Atenolol compared with placebo or no treatment (4 RCTs, n=6,825).
No significant difference was found on all-cause mortality (RR 1.01, 95% CI: 0.89, 1.15), cardiovascular mortality (RR 0.99, 95% CI: 0.83, 1.18), or myocardial infarction (RR 0.99, 95% CI: 0.83, 1.19). The risk of stroke was lower in patients given atenolol than those given placebo, although this was not statistically significant (RR 0.85, 95% CI: 0.72, 1.01). No evidence of statistical heterogeneity was found for any outcome.
The mean BP (systolic/diastolic) changes were -4.0/-3.0, -5.8/-2.9, -13.5/-7 and -18/-11.0 mmHg.
Atenolol compared with other antihypertensive treatments (5 RCTs, n=17,671). Atenolol was associated with a significant increase in the risk of all-cause mortality (RR 1.13, 95% CI: 1.02, 1.25) and stroke (RR 1.30, 95% CI: 1.12, 1.5). No evidence of statistical heterogeneity was found (P=0.49 and P=0.63, respectively).

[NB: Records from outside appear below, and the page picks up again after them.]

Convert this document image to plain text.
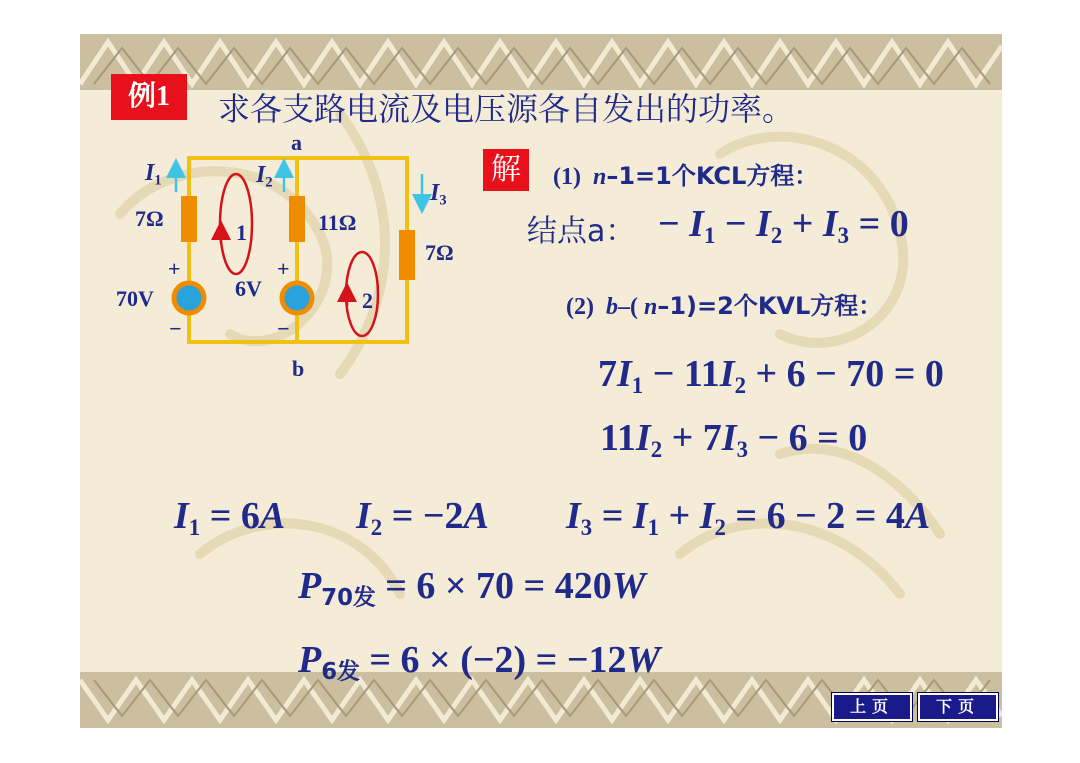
例1	求各支路电流及电压源各自发出的功率。
a
b
$I_1$	$I_2$	$I_3$
7Ω	11Ω
7Ω
70V	6V
+
−
+
−
1
2
解	(1) n–1=1个KCL方程：
结点a： − $I_1 - I_2 + I_3 = 0$
(2) b–( n–1)=2个KVL方程：
$7I_1 - 11I_2 + 6 - 70 = 0$
$11I_2 + 7I_3 - 6 = 0$
$I_1 = 6A$ $I_2 = -2A$ $I_3 = I_1 + I_2 = 6 - 2 = 4A$
$P_{70发} = 6 \times 70 = 420W$
$P_{6发} = 6 \times (-2) = -12W$
上页	下页
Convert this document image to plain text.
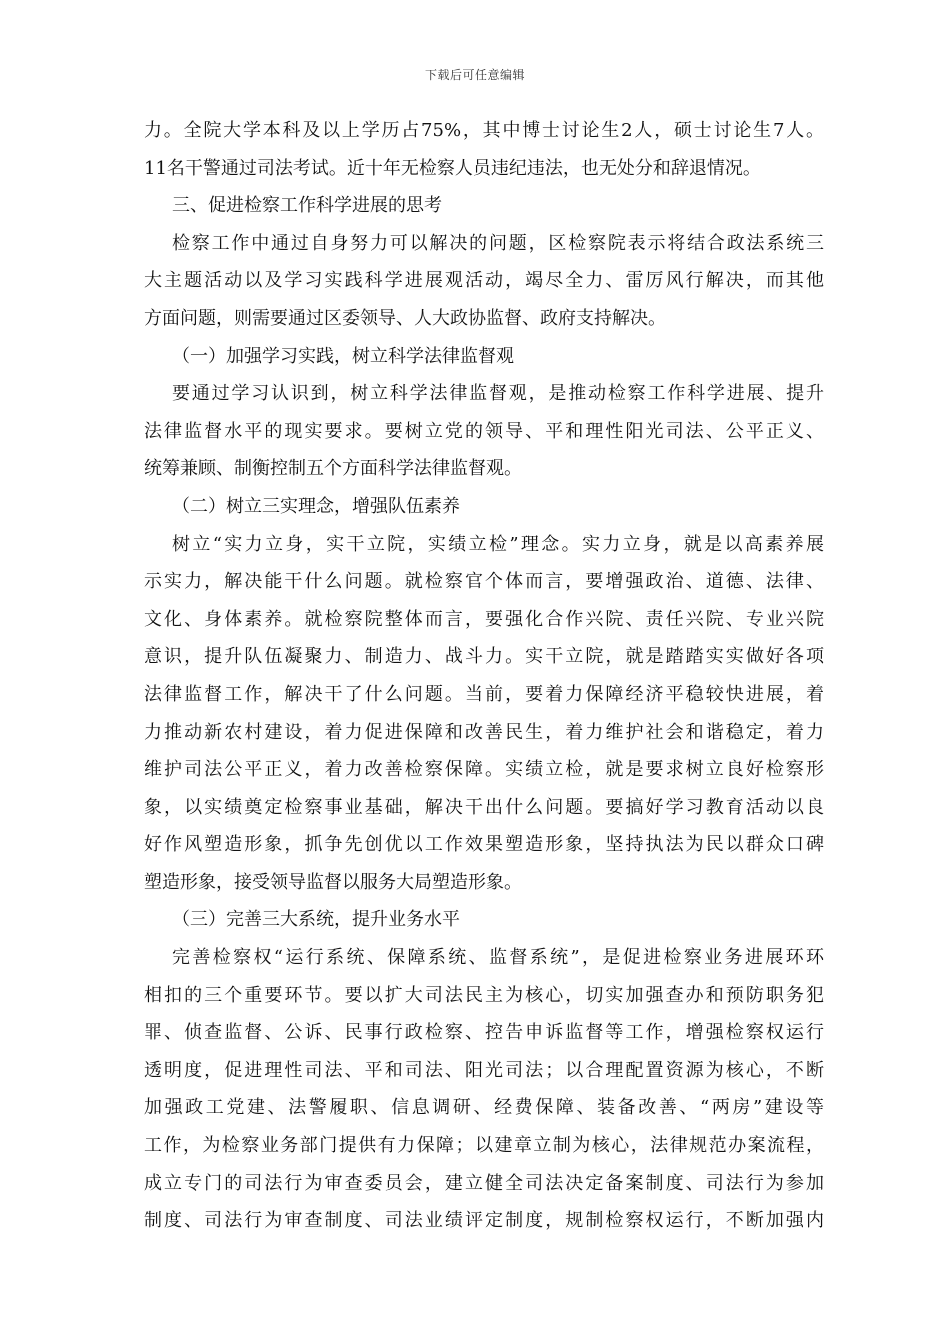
下载后可任意编辑
力。全院大学本科及以上学历占75%，其中博士讨论生2人，硕士讨论生7人。
11名干警通过司法考试。近十年无检察人员违纪违法，也无处分和辞退情况。
三、促进检察工作科学进展的思考
检察工作中通过自身努力可以解决的问题，区检察院表示将结合政法系统三
大主题活动以及学习实践科学进展观活动，竭尽全力、雷厉风行解决，而其他
方面问题，则需要通过区委领导、人大政协监督、政府支持解决。
（一）加强学习实践，树立科学法律监督观
要通过学习认识到，树立科学法律监督观，是推动检察工作科学进展、提升
法律监督水平的现实要求。要树立党的领导、平和理性阳光司法、公平正义、
统筹兼顾、制衡控制五个方面科学法律监督观。
（二）树立三实理念，增强队伍素养
树立“实力立身，实干立院，实绩立检”理念。实力立身，就是以高素养展
示实力，解决能干什么问题。就检察官个体而言，要增强政治、道德、法律、
文化、身体素养。就检察院整体而言，要强化合作兴院、责任兴院、专业兴院
意识，提升队伍凝聚力、制造力、战斗力。实干立院，就是踏踏实实做好各项
法律监督工作，解决干了什么问题。当前，要着力保障经济平稳较快进展，着
力推动新农村建设，着力促进保障和改善民生，着力维护社会和谐稳定，着力
维护司法公平正义，着力改善检察保障。实绩立检，就是要求树立良好检察形
象，以实绩奠定检察事业基础，解决干出什么问题。要搞好学习教育活动以良
好作风塑造形象，抓争先创优以工作效果塑造形象，坚持执法为民以群众口碑
塑造形象，接受领导监督以服务大局塑造形象。
（三）完善三大系统，提升业务水平
完善检察权“运行系统、保障系统、监督系统”，是促进检察业务进展环环
相扣的三个重要环节。要以扩大司法民主为核心，切实加强查办和预防职务犯
罪、侦查监督、公诉、民事行政检察、控告申诉监督等工作，增强检察权运行
透明度，促进理性司法、平和司法、阳光司法；以合理配置资源为核心，不断
加强政工党建、法警履职、信息调研、经费保障、装备改善、“两房”建设等
工作，为检察业务部门提供有力保障；以建章立制为核心，法律规范办案流程，
成立专门的司法行为审查委员会，建立健全司法决定备案制度、司法行为参加
制度、司法行为审查制度、司法业绩评定制度，规制检察权运行，不断加强内
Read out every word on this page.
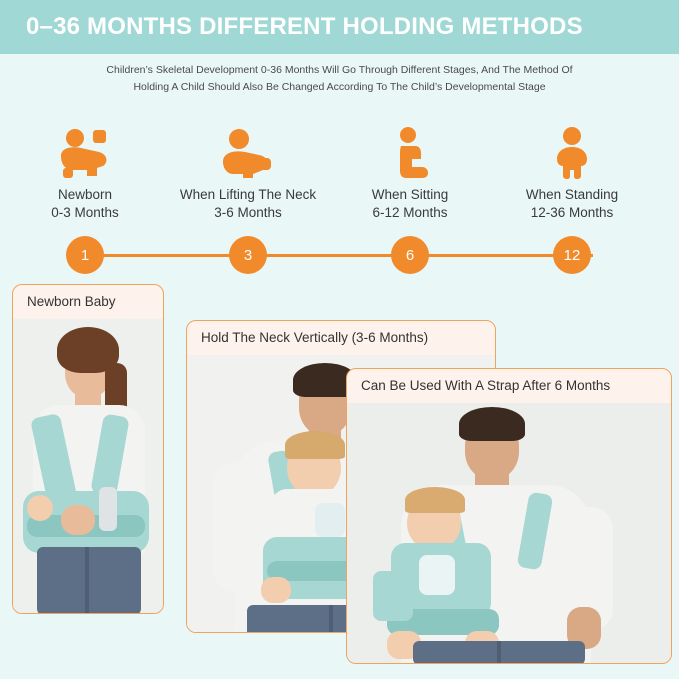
0–36 MONTHS DIFFERENT HOLDING METHODS
Children’s Skeletal Development 0-36 Months Will Go Through Different Stages, And The Method Of
Holding A Child Should Also Be Changed According To The Child’s Developmental Stage
Newborn
0-3 Months
When Lifting The Neck
3-6 Months
When Sitting
6-12 Months
When Standing
12-36 Months
1	3	6	12
Newborn Baby
Hold The Neck Vertically (3-6 Months)
Can Be Used With A Strap After 6 Months
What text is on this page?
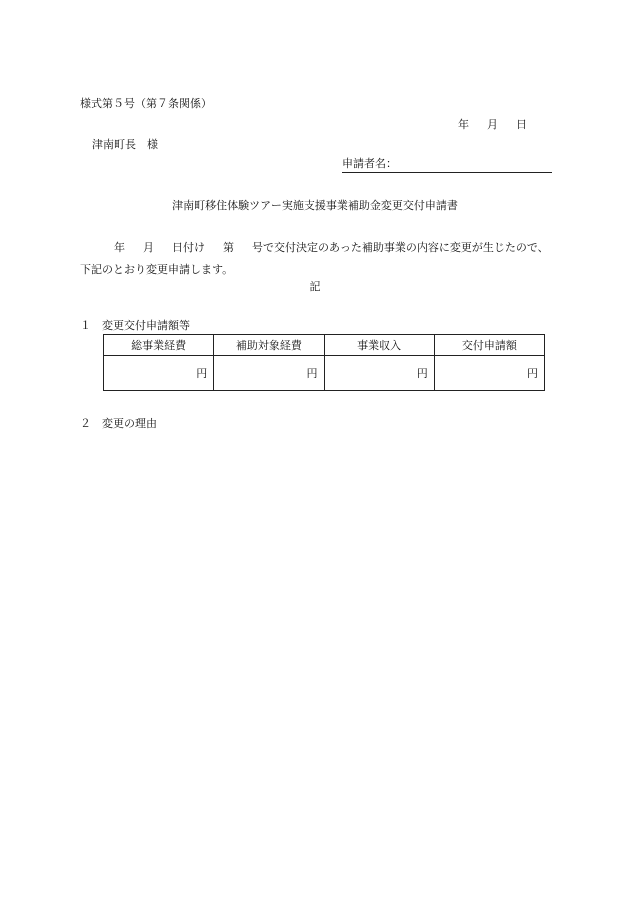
様式第５号（第７条関係）
年 月 日
津南町長　様
申請者名：
津南町移住体験ツアー実施支援事業補助金変更交付申請書
年 月 日付け 第 号で交付決定のあった補助事業の内容に変更が生じたので、下記のとおり変更申請します。
記
１ 変更交付申請額等
総事業経費	補助対象経費	事業収入	交付申請額
円	円	円	円
２ 変更の理由
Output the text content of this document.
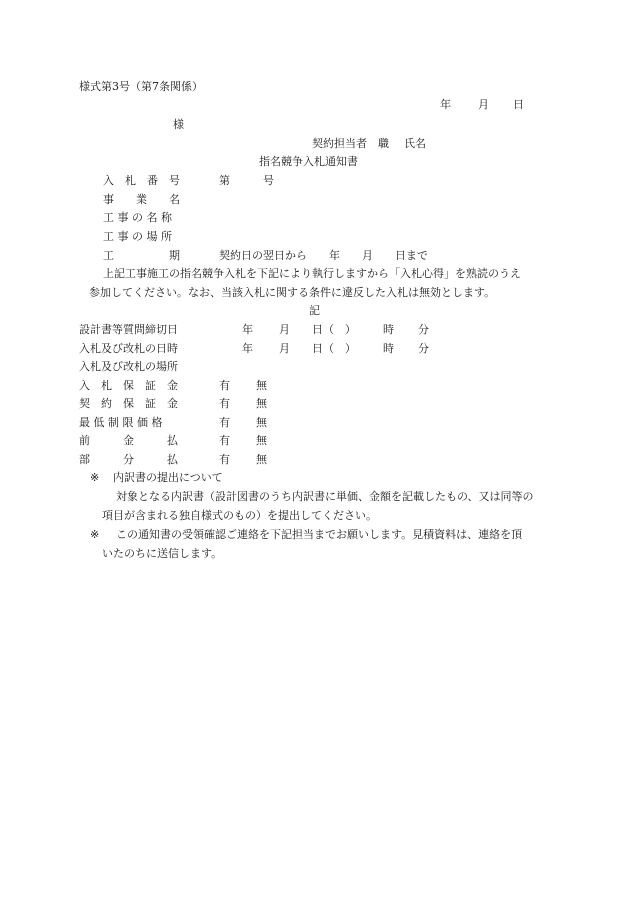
様式第3号（第7条関係）
年 月 日
様
契約担当者 職 氏名
指名競争入札通知書
入　札　番　号	第　　　号
事　　業　　名
工 事 の 名 称
工 事 の 場 所
工　　　　　期	契約日の翌日から　　年　　月　　日まで
上記工事施工の指名競争入札を下記により執行しますから「入札心得」を熟読のうえ
参加してください。なお、当該入札に関する条件に違反した入札は無効とします。
記
設計書等質問締切日	年 月 日（　） 時 分
入札及び改札の日時	年 月 日（　） 時 分
入札及び改札の場所
入　札　保　証　金	有 無
契　約　保　証　金	有 無
最 低 制 限 価 格	有 無
前　　　金　　　払	有 無
部　　　分　　　払	有 無
※ 内訳書の提出について
対象となる内訳書（設計図書のうち内訳書に単価、金額を記載したもの、又は同等の
項目が含まれる独自様式のもの）を提出してください。
※ この通知書の受領確認ご連絡を下記担当までお願いします。見積資料は、連絡を頂
いたのちに送信します。
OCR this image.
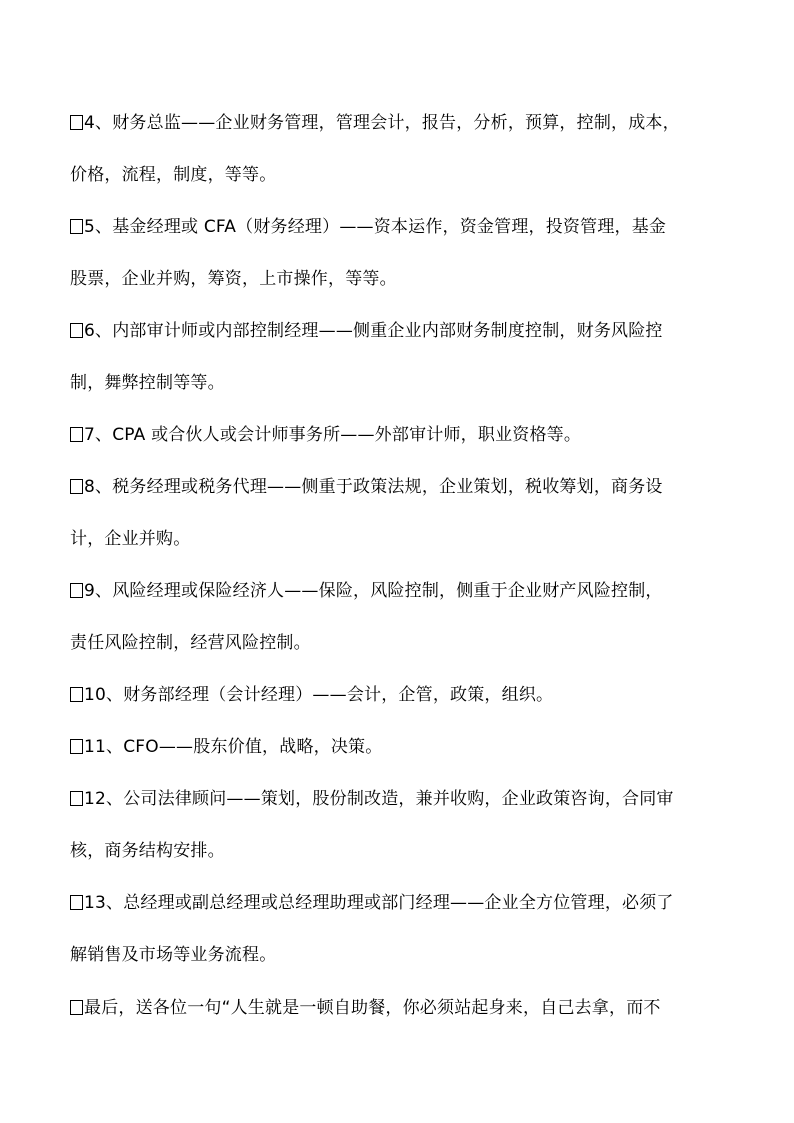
4、财务总监——企业财务管理，管理会计，报告，分析，预算，控制，成本，
价格，流程，制度，等等。
5、基金经理或 CFA（财务经理）——资本运作，资金管理，投资管理，基金
股票，企业并购，筹资，上市操作，等等。
6、内部审计师或内部控制经理——侧重企业内部财务制度控制，财务风险控
制，舞弊控制等等。
7、CPA 或合伙人或会计师事务所——外部审计师，职业资格等。
8、税务经理或税务代理——侧重于政策法规，企业策划，税收筹划，商务设
计，企业并购。
9、风险经理或保险经济人——保险，风险控制，侧重于企业财产风险控制，
责任风险控制，经营风险控制。
10、财务部经理（会计经理）——会计，企管，政策，组织。
11、CFO——股东价值，战略，决策。
12、公司法律顾问——策划，股份制改造，兼并收购，企业政策咨询，合同审
核，商务结构安排。
13、总经理或副总经理或总经理助理或部门经理——企业全方位管理，必须了
解销售及市场等业务流程。
最后，送各位一句“人生就是一顿自助餐，你必须站起身来，自己去拿，而不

The risk of cardiovascular mortality was also slightly higher in those given atenolol (RR 1.16, 95% CI: 1.00, 1.34), but there was no significant difference in the risk of myocardial infarction (RR 1.04, 95% CI: 0.89, 1.2). There was evidence of statistical heterogeneity for both these outcomes (P=0.08 and P=0.03, respectively).
The mean BP (systolic/diastolic) changes were 0/-1, -1.0/0.5, -1.0/-1.0, 1.1/0.2 and -0.2/-0.1 mmHg.
The sensitivity analysis revealed that the conclusions did not differ when the large RCT was not included in the meta-analysis.